Theoretical and Practical Implications

GDR addresses key limitations of DP and synthetic data generation:

  • Selective Content Removal: Unlike DP, which injects noise and degrades utility, GDR uses LLMs as intelligent noising operators, selectively rewriting only problematic content.
  • Data Salvaging: GDR enables the recovery and reuse of otherwise unusable data, increasing the effective stock of training tokens for frontier models.
  • Scalability: While GDR incurs significant compute cost (up to one-third of a full training run), this cost is amortized by dataset reuse and can be reduced via model adaptation.
  • Generalizability: GDR is applicable across domains (text, code, structured data) and constraints (privacy, safety, copyright), and can be integrated into composite data pipelines.

Future Directions

Potential extensions include:

  • On-policy Distillation and RL Fine-tuning: Leveraging reward models for both risk detection and information preservation.
  • Corpus-level Risk Mitigation: Addressing indirect leakage via cross-document inference.
  • Multimodal Data Refinement: Applying GDR to images, audio, and other modalities.
  • Automated Prompt Optimization: Systematic search for optimal prompts and verification functions.

Conclusion

Generative Data Refinement provides a principled, empirically validated framework for dataset sanitization and augmentation using pretrained generative models.

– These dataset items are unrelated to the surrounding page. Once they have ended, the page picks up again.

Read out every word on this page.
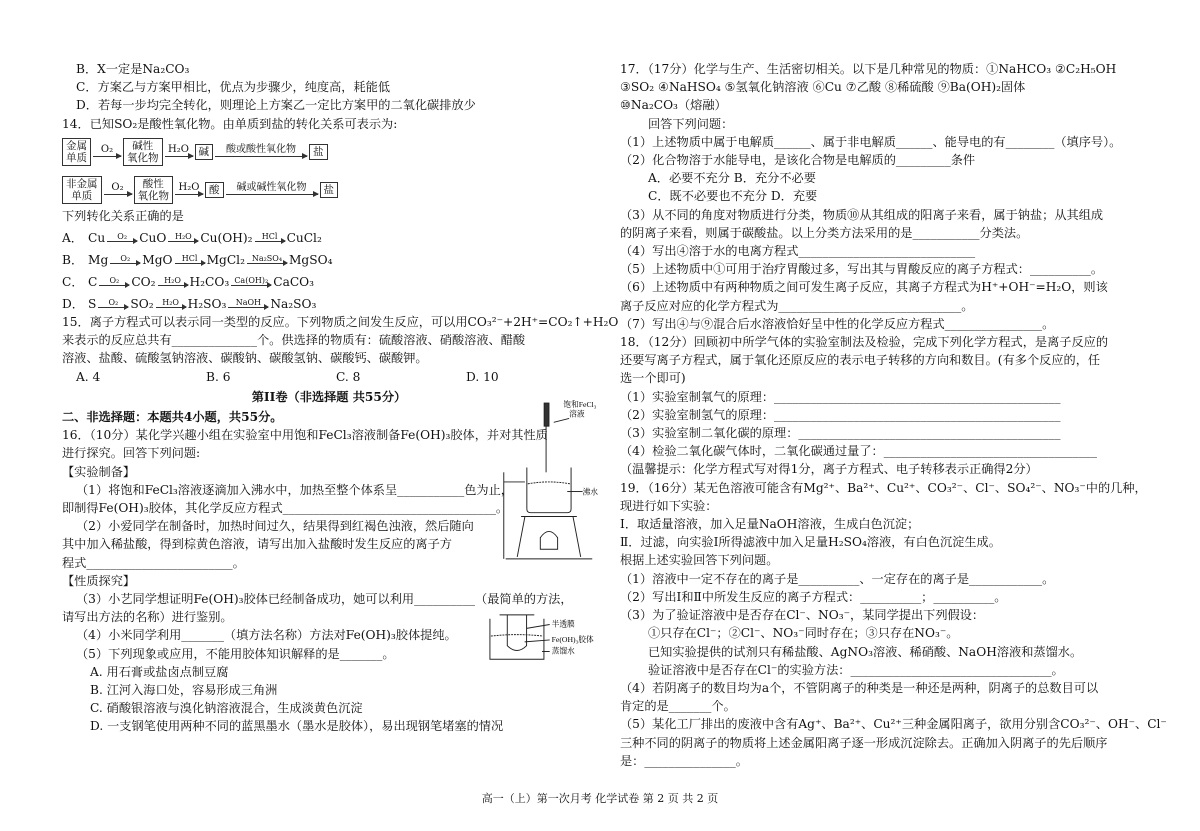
B．X一定是Na₂CO₃
C．方案乙与方案甲相比，优点为步骤少，纯度高，耗能低
D．若每一步均完全转化，则理论上方案乙一定比方案甲的二氧化碳排放少
14．已知SO₂是酸性氧化物。由单质到盐的转化关系可表示为:
金属
单质
O₂	碱性
氧化物
H₂O 碱	酸或酸性氧化物	盐
非金属
单质
O₂	酸性
氧化物
H₂O 酸	碱或碱性氧化物	盐
下列转化关系正确的是
A． Cu	O₂ CuO	H₂O Cu(OH)₂	HCl CuCl₂
B． Mg	O₂ MgO	HCl MgCl₂ Na₂SO₄ MgSO₄
C． C	O₂ CO₂	H₂O H₂CO₃ Ca(OH)₂ CaCO₃
D． S	O₂ SO₂	H₂O H₂SO₃	NaOH Na₂SO₃
15．离子方程式可以表示同一类型的反应。下列物质之间发生反应，可以用CO₃²⁻+2H⁺=CO₂↑+H₂O
来表示的反应总共有______________个。供选择的物质有：硫酸溶液、硝酸溶液、醋酸
溶液、盐酸、硫酸氢钠溶液、碳酸钠、碳酸氢钠、碳酸钙、碳酸钾。
A. 4	B. 6	C. 8	D. 10
第II卷（非选择题 共55分）
二、非选择题：本题共4小题，共55分。
16．（10分）某化学兴趣小组在实验室中用饱和FeCl₃溶液制备Fe(OH)₃胶体，并对其性质
进行探究。回答下列问题:
【实验制备】
（1）将饱和FeCl₃溶液逐滴加入沸水中，加热至整个体系呈___________色为止，
即制得Fe(OH)₃胶体，其化学反应方程式___________________________________。
（2）小爱同学在制备时，加热时间过久，结果得到红褐色浊液，然后随向
其中加入稀盐酸，得到棕黄色溶液，请写出加入盐酸时发生反应的离子方
程式________________________。
【性质探究】
（3）小艺同学想证明Fe(OH)₃胶体已经制备成功，她可以利用__________（最简单的方法，
请写出方法的名称）进行鉴别。
（4）小米同学利用_______（填方法名称）方法对Fe(OH)₃胶体提纯。
（5）下列现象或应用，不能用胶体知识解释的是_______。
A. 用石膏或盐卤点制豆腐
B. 江河入海口处，容易形成三角洲
C. 硝酸银溶液与溴化钠溶液混合，生成淡黄色沉淀
D. 一支钢笔使用两种不同的蓝黑墨水（墨水是胶体），易出现钢笔堵塞的情况
饱和FeCl₃
溶液
沸水
半透膜
Fe(OH)₃胶体
蒸馏水
17．（17分）化学与生产、生活密切相关。以下是几种常见的物质：①NaHCO₃ ②C₂H₅OH
③SO₂ ④NaHSO₄ ⑤氢氧化钠溶液 ⑥Cu ⑦乙酸 ⑧稀硫酸 ⑨Ba(OH)₂固体
⑩Na₂CO₃（熔融）
回答下列问题：
（1）上述物质中属于电解质______、属于非电解质______、能导电的有________（填序号）。
（2）化合物溶于水能导电，是该化合物是电解质的_________条件
A．必要不充分 B．充分不必要
C．既不必要也不充分 D．充要
（3）从不同的角度对物质进行分类，物质⑩从其组成的阳离子来看，属于钠盐；从其组成
的阴离子来看，则属于碳酸盐。以上分类方法采用的是___________分类法。
（4）写出④溶于水的电离方程式_____________________________
（5）上述物质中①可用于治疗胃酸过多，写出其与胃酸反应的离子方程式：__________。
（6）上述物质中有两种物质之间可发生离子反应，其离子方程式为H⁺+OH⁻=H₂O，则该
离子反应对应的化学方程式为______________________________。
（7）写出④与⑨混合后水溶液恰好呈中性的化学反应方程式________________。
18．（12分）回顾初中所学气体的实验室制法及检验，完成下列化学方程式，是离子反应的
还要写离子方程式，属于氧化还原反应的表示电子转移的方向和数目。(有多个反应的，任
选一个即可)
（1）实验室制氧气的原理：_______________________________________________
（2）实验室制氢气的原理：_______________________________________________
（3）实验室制二氧化碳的原理：___________________________________________
（4）检验二氧化碳气体时，二氧化碳通过量了：___________________________________
（温馨提示：化学方程式写对得1分，离子方程式、电子转移表示正确得2分）
19．（16分）某无色溶液可能含有Mg²⁺、Ba²⁺、Cu²⁺、CO₃²⁻、Cl⁻、SO₄²⁻、NO₃⁻中的几种，
现进行如下实验：
Ⅰ．取适量溶液，加入足量NaOH溶液，生成白色沉淀；
Ⅱ．过滤，向实验Ⅰ所得滤液中加入足量H₂SO₄溶液，有白色沉淀生成。
根据上述实验回答下列问题。
（1）溶液中一定不存在的离子是__________、一定存在的离子是____________。
（2）写出Ⅰ和Ⅱ中所发生反应的离子方程式：__________；__________。
（3）为了验证溶液中是否存在Cl⁻、NO₃⁻，某同学提出下列假设：
①只存在Cl⁻；②Cl⁻、NO₃⁻同时存在；③只存在NO₃⁻。
已知实验提供的试剂只有稀盐酸、AgNO₃溶液、稀硝酸、NaOH溶液和蒸馏水。
验证溶液中是否存在Cl⁻的实验方法：_________________________________。
（4）若阴离子的数目均为a个，不管阴离子的种类是一种还是两种，阴离子的总数目可以
肯定的是_______个。
（5）某化工厂排出的废液中含有Ag⁺、Ba²⁺、Cu²⁺三种金属阳离子，欲用分别含CO₃²⁻、OH⁻、Cl⁻
三种不同的阴离子的物质将上述金属阳离子逐一形成沉淀除去。正确加入阴离子的先后顺序
是：_______________。
高一（上）第一次月考 化学试卷 第 2 页 共 2 页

By anchoring synthetic data generation to real examples and leveraging the world knowledge of LLMs, GDR achieves superior performance in privacy, safety, and diversity, with broad applicability to scaling and curating training data for large models. The approach is complementary to existing synthetic data and privacy-preserving methods, and its effectiveness is contingent on continued advances in generative modeling and prompt engineering.